I think you should just talk to her and tell her that you will order your just ASAP. But then also tell her you were hurt about that AND remind her that she still has a dress to order as well. Maybe offer her some support in planning her wedding so she doesn’t get bridezilla again. I dunno… but she defintitely needs to order that dress soon! I don’t think she was being mean about telling your friend to remind you though. It was probably a nonchalant thing and she didn’t want to hurt your feelings.

Post # 8
Member
1267 posts
Bumble bee

Are you good enough friends to respond with ‘I’ll order mine when you order yours, lol’?  It’s passive agressive, which I normally hate, but when you’re trying to be subtle it’s a handy tool.

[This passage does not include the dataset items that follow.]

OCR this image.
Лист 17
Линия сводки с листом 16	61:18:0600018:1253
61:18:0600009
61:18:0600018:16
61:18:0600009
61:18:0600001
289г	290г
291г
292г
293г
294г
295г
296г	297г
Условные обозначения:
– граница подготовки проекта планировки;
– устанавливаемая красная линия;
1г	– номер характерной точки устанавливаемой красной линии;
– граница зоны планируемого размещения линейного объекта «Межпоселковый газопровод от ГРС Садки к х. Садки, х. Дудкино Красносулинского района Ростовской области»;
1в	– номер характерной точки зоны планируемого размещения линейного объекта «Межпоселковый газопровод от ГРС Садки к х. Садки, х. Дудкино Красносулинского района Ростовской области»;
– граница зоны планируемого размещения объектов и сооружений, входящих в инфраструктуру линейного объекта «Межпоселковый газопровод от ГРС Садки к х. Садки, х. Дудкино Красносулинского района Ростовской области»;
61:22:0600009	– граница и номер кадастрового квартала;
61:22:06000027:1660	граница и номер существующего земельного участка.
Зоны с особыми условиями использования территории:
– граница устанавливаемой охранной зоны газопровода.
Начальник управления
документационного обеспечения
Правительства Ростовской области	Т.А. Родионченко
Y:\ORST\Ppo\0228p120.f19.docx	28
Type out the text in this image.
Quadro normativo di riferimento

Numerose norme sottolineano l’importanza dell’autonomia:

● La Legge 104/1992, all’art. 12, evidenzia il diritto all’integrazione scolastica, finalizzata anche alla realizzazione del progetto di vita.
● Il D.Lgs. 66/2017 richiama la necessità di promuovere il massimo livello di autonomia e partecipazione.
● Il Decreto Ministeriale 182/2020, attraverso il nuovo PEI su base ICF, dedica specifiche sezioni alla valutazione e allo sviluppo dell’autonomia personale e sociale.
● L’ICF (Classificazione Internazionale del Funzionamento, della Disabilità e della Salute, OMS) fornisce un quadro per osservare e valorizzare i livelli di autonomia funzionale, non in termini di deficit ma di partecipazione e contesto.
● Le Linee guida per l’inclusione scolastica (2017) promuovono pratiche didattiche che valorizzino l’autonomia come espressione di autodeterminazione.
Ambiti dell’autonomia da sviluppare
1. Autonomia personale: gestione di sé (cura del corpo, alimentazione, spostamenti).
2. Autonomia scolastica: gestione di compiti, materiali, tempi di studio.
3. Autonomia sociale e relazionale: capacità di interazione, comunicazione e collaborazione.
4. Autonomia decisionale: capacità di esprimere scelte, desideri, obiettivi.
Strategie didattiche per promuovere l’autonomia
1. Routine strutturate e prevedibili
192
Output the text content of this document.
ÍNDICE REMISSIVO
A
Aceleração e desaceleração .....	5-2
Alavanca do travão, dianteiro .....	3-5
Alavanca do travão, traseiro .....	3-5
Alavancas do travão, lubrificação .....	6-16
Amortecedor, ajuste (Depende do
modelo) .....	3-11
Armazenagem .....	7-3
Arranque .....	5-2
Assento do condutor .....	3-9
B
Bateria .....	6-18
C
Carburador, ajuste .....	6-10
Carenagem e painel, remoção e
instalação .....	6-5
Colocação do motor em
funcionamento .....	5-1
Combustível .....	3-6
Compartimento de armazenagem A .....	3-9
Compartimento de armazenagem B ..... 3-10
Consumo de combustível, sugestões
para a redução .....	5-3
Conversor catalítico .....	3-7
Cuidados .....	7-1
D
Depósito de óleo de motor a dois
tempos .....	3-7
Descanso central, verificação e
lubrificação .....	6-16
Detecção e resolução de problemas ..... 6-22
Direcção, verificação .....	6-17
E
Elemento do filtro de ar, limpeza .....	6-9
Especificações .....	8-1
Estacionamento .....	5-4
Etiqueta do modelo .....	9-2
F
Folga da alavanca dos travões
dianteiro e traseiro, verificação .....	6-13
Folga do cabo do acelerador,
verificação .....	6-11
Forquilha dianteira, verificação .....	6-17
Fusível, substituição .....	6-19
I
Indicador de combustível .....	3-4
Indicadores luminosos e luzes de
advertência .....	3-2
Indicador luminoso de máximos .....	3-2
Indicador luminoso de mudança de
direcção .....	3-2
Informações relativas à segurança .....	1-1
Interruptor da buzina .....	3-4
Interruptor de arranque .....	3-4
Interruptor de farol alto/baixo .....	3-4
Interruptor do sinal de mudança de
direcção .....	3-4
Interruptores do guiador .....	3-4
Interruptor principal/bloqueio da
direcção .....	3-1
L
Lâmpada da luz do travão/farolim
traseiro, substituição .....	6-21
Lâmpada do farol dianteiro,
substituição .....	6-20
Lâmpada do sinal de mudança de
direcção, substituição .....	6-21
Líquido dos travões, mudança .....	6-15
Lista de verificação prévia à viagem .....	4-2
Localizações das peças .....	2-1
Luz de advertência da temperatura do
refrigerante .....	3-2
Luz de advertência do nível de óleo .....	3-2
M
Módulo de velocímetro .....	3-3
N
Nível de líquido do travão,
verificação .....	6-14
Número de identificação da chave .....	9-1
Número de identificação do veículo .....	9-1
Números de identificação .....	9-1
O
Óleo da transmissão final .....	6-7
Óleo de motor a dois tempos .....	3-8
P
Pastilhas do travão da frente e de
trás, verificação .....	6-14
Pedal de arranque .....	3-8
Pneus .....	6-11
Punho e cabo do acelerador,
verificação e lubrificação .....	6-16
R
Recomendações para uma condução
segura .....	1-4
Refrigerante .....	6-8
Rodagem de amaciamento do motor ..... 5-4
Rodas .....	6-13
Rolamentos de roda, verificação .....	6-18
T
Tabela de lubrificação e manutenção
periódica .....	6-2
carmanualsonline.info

Or how about saying ‘Let’s go together to get our respective BM dresses and we’ll spend the WHOLE day talking about our weddings!’

Post # 10
Member
9029 posts
Buzzing Beekeeper
  • Wedding: June 2011

I agree with luckyprincess, sometimes a little blunt honesty goes a long way. she needs to order her dress 1st! You should say that, in a jokey but straight way.

Post # 13
Member
46154 posts
Honey Beekeeper
  • Wedding: November 1999

I am a firm believer in clear communication. I would call her up and say:

” B told me that you had asked her to remind me to order my bridesmaid dress, and that reminded me that you are the only bridesmaid who hasn’t ordered her dress for my wedding which is 2 months before yours.

I thought I should call so we could talk.”

Let her take it from there- see if she responds with an excuse or if she brings up the idea of dropping out of each other’s wedding.

Post # 15
Member
546 posts
Busy bee
  • Wedding: July 2011

Don’t de-bridesmaid her! I just got de-bridesmaided for not replying to an email within a week and apprently “changing since college” What a horrible thing….and now I’ve lost a friend.

Post # 16
Member
646 posts
Busy bee
  • Wedding: October 2011

What the heck?! I think that you’re over-reacting on this. She sent a text to a friend asking her to remind you to order a dress. WHO CARES? Order your dress!  Then send her a text reminding her to order hers. (If your wedding is in May, you REALLY need to get on that. With Chinese New Year right now, you may have a bit of trouble getting them on time.)

Good luck, calm down. When you do, you still may be a little annoyed, but I’m willing to bet that you already had something against her prior to this (other than not ordering her dress) for you to get this angry about it.

Have a glass of wine and cheer up! Planning weddings is FUN! I can’t wait for my MOH to get engaged so we can all plan together!!! (She may set her date for three weeks after me…. It’s going to take some coordination, but I’m SOOOO excited!)